We had to admit Rory to Rady's NICU tonight. They're going to run some tests in in the AM for a possible blockage preventing her from pooping and not eating sufficiently. That will likely lead to a biopsy and more tests.

The beginning

Rory's story starts out like any other...she was born. Rory was born into a family that loves her, with a mother and father that very much wanted her, and an older brother and sister that were eagerly anticipating her arrival. From there her story deviates a bit from the preferred path of life. So much so, that in her first five weeks of life, she spent more time in a hospital than at home with the family that loves her so.

After an uneventful birth and fairly typical hospital stay for mom and daughter, Rory went home where she was doted on by family, as all newborns should be.

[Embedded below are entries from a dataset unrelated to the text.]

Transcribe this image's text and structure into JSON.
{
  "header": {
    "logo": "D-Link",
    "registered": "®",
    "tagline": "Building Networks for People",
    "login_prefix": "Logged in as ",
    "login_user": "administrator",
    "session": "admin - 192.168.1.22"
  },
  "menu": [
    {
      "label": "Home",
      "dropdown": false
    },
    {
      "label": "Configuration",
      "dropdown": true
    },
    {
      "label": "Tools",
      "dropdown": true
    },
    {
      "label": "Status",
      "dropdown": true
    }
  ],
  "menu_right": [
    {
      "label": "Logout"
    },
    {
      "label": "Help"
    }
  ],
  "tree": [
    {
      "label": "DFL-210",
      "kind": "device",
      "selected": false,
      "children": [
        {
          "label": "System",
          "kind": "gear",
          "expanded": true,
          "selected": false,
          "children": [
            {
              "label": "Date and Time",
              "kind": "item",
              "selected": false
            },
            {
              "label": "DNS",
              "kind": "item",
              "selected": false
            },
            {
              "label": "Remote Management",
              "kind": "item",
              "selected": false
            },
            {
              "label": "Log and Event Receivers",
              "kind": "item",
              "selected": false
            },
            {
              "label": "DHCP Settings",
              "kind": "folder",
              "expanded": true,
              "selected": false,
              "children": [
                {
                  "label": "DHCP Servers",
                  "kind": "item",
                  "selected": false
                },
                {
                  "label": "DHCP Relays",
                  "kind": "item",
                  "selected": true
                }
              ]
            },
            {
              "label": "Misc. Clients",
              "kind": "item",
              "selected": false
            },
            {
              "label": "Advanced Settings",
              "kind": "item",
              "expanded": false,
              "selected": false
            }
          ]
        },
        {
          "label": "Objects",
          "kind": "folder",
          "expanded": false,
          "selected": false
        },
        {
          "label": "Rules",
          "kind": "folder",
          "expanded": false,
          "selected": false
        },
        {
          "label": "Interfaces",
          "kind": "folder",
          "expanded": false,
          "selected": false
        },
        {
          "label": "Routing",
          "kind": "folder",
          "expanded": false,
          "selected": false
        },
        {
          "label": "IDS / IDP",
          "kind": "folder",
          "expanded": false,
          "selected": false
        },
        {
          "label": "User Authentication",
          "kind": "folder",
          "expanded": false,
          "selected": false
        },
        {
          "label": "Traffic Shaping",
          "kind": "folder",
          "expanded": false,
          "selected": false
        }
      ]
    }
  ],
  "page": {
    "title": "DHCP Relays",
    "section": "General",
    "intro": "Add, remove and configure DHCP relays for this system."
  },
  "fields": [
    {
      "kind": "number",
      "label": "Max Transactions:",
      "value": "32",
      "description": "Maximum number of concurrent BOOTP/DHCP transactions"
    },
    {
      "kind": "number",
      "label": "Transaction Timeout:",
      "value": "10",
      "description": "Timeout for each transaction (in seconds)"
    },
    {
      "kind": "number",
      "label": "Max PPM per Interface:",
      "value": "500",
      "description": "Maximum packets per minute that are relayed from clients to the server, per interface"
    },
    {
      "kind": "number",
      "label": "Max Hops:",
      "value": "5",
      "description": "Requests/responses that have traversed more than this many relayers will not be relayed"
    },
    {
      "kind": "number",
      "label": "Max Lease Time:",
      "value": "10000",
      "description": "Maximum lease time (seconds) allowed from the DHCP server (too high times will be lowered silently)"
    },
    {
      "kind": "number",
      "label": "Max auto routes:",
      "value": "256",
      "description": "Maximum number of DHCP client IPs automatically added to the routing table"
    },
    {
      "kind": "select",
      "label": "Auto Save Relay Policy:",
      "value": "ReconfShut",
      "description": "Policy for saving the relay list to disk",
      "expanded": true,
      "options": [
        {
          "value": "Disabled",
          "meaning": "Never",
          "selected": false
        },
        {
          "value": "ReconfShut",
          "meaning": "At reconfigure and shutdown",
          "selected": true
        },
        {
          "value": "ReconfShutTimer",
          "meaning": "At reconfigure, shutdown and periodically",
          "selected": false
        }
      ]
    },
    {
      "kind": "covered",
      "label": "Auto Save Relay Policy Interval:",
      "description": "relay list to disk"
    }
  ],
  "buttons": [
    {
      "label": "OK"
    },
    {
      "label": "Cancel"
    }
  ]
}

About two weeks after she arrived home, her bowel movements became less and less frequent, and her feeding started to drop off. She became very lethargic, and would simply fall asleep while feeding.

Christine grew concerned quickly, and took her to the pediatricians after-hours urgent care. They recommended that she take her over to the Emergency Room at Rady Children's hospital since it was fairly close, and they would have the proper equipment to perform a more thorough assessment.

In order to catch up to today in the story, the next few entries are correspondences provided regarding the developing situation.